Proof that the dirac delta function is a member of $H^{-1}(\mathbb{R})$

Question

I see this fact commonly stated but I haven't been able to find a formal proof of this fact anywhere.

Thanks.

Answer 1

Yes, this is an important fact to understand (including various proofs, a.k.a. "mechanisms"). It may often get "lost in the shuffle" of fancier things, or consigned to an exercise...
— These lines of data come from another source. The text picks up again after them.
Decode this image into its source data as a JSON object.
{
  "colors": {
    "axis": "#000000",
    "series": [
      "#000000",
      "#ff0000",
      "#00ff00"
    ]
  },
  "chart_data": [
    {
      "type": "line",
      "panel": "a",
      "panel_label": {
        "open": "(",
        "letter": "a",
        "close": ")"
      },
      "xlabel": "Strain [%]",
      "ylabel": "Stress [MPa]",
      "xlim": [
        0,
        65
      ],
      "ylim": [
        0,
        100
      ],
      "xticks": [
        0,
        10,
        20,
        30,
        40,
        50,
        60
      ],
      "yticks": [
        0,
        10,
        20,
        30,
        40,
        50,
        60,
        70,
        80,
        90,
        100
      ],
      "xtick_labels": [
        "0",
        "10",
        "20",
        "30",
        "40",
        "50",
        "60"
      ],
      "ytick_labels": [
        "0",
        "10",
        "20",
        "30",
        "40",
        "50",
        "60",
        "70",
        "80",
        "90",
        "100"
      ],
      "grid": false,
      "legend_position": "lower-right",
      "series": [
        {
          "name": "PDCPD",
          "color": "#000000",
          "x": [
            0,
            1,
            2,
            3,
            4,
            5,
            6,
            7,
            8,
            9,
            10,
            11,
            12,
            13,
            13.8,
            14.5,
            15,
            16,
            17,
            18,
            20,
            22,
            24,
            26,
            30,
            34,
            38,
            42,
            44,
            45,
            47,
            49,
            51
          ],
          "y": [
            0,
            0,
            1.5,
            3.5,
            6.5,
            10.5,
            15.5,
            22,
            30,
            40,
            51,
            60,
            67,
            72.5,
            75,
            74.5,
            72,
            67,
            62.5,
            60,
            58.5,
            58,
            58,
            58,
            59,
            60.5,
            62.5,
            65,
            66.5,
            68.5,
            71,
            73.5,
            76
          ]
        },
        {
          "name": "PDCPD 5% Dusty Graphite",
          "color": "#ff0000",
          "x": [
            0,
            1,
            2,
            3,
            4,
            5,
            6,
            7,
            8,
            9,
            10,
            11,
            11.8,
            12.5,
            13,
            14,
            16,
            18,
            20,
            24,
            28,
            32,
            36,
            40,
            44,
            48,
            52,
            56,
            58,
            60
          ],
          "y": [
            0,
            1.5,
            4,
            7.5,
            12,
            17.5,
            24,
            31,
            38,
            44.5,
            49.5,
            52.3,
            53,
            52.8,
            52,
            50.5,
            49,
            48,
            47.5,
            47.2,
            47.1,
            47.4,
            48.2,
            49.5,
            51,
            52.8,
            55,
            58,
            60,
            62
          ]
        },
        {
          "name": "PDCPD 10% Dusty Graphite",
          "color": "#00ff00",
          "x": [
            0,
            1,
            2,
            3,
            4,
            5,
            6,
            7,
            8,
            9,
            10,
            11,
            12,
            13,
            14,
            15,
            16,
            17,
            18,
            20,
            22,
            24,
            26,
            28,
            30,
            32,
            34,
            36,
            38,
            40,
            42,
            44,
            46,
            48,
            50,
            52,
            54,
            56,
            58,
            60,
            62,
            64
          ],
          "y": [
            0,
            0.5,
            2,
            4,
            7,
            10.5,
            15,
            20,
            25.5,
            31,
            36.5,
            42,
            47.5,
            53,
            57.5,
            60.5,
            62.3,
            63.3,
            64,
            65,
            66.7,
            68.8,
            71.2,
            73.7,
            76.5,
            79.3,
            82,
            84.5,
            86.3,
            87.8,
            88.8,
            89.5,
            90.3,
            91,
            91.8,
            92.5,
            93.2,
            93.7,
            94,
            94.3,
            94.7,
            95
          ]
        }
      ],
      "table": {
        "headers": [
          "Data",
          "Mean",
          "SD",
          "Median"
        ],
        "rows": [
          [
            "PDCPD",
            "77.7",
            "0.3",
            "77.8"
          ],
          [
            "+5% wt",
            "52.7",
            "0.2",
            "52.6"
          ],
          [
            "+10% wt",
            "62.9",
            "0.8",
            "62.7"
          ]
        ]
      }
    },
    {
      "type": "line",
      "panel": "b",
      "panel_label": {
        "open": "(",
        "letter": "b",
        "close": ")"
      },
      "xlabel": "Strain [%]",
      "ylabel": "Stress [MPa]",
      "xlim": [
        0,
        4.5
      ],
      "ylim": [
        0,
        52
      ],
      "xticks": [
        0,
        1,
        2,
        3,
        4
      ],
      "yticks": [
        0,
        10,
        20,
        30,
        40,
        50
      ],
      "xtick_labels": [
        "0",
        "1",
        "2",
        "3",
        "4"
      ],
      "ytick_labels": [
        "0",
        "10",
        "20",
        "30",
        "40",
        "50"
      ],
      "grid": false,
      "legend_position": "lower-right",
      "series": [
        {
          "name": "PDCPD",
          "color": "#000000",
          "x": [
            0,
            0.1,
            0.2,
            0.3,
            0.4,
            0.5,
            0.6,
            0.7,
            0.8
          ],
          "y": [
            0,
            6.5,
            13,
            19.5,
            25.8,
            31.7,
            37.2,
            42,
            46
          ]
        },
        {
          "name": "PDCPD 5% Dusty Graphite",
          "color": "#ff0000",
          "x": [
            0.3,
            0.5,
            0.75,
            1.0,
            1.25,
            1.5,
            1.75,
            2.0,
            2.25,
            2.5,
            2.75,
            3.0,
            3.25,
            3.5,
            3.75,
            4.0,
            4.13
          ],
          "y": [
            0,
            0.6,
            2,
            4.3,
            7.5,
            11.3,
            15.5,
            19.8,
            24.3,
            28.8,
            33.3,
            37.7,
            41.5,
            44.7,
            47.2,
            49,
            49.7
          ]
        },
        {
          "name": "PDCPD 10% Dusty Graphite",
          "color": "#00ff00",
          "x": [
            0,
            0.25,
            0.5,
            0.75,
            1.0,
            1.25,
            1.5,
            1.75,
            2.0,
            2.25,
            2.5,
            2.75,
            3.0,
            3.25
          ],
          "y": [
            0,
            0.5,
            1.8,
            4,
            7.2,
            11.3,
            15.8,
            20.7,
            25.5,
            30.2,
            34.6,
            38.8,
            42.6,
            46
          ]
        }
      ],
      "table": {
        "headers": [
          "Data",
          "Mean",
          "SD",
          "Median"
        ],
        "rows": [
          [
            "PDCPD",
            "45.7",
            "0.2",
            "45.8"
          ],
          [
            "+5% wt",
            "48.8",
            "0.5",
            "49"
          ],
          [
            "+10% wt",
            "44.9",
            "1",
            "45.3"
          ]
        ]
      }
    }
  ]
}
One proof proceeds from the characterization of with $H^{-1}(\mathbb R)$ as the (continuous) dual of $H^1(\mathbb R)$. Sobolev imbedding/inequality gives (a continuous inclusion) $H^{1/2+\varepsilon}(\mathbb R)\subset C^0(\mathbb)$, with the Frechet space structure on the latter. Then elementary estimates show that evaluation at $0$ is a continuous linear functional on $C^0(\mathbb R)$, so there we are. (Indeed, $\delta$ is in $H^{-1/2-\varepsilon}(\mathbb R)$ for every $\varepsilon>0$.)

Another proof uses the Fourier transform characterization of $L^2$-Sobolev spaces (and gives the more precise estimate of where $\delta$ lies). Namely, the Fourier transform of $\delta$ is computed (by various means, not only heuristic but also rigorous) to be $1$. Since $\int_{\mathbb R}|1|^2\cdot dx/(1+x^2)^s<+\infty$ for all real $s>{1/2+\varepsilon}$, we have $\delta$ in the corresponding Sobolev space.

Yes, there are some tricks that give simpler heuristic arguments than these, but these are somehow (to my thinking, anyway) the most honest explanations. Neither is trivial, indeed.